Corte de juro deve ser seguido por mais bancos

Após redução dos juros no cartão de crédito feito pelo Bradesco, outras instituições financeiras devem anunciar medida semelhante

LUIZ GUILHERME GERBELLI , LEANDRO MODÉ , O Estado de S.Paulo

25 de setembro de 2012 | 03h08

A redução dos juros no cartão de crédito, anunciada ontem pelo Bradesco, deve ser seguida por outros bancos. Na avaliação de especialistas, o movimento será similar ao verificado no primeiro semestre, quando os bancos reduziram as taxas de juros de diversos produtos em sequência.

Ontem, o HSBC informou que está estudando a possibilidade de reduzir os juros no cartão. Já o Santander disse que avalia "o atual cenário de queda das taxas". A Caixa Econômica Federal, que já reduziu os juros do cartão de crédito, afirmou que "está sempre precificando seus produtos para, caso haja margem, repassar ao cliente melhores condições".

"O anúncio do Bradesco deve mexer com o mercado. É provável que tenhamos nos próximos dias outros bancos anunciando queda nos juros", disse Miguel de Oliveira, vice-presidente da Associação Nacional de Executivos de Finanças, Administração e Contabilidade (Anefac).

As sucessivas reduções da taxa básica de juros no País não foram suficientes para baixar os juros do cartão de crédito. No último levantamento da Anefac, referente às taxas praticadas em agosto, os juros do cartão estava em 10,69% ao mês, o mesmo patamar verificado há 33 meses.

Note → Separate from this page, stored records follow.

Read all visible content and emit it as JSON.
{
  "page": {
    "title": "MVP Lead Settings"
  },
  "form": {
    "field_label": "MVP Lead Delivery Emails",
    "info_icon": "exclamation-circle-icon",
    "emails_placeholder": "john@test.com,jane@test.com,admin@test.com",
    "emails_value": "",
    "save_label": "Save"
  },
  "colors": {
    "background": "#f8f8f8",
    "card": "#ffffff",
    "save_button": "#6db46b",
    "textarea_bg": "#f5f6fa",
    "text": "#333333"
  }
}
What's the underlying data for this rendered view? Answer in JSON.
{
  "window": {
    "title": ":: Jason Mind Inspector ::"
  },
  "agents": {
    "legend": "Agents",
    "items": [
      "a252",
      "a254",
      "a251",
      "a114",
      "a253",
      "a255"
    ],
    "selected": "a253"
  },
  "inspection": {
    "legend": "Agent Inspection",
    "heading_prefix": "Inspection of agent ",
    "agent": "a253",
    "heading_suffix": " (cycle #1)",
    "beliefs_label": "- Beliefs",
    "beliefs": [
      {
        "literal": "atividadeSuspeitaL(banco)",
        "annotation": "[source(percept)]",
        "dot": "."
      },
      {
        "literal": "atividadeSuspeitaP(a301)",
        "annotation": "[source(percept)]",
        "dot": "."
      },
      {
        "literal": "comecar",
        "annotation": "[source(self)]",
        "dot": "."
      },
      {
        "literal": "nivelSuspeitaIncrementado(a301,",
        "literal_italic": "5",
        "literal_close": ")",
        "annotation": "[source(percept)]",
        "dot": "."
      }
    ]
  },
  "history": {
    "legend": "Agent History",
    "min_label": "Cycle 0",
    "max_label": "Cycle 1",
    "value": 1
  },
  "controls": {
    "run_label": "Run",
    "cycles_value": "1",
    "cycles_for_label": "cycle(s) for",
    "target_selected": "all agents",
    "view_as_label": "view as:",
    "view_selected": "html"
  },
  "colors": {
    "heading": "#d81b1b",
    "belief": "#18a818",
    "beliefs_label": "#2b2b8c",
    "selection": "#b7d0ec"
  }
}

Pelo levantamento da instituição, o juro no cartão era o mais alto entre todas as modalidades de crédito pesquisadas. Para se ter uma ideia da diferença entre as taxas, em agosto, o juro médio para pessoa física foi de 6,02% ao mês, o menor patamar desde 1995, quando teve o início do levantamento.

Na avaliação do vice-presidente da Anefac, a concentração do setor impede uma queda dos juros no cartão. "Nesse período nós tivemos inúmeras reduções da Selic. As taxas de juros caíram em todas as operações de crédito, com exceção do cartão de crédito, que não se mexia", afirmou.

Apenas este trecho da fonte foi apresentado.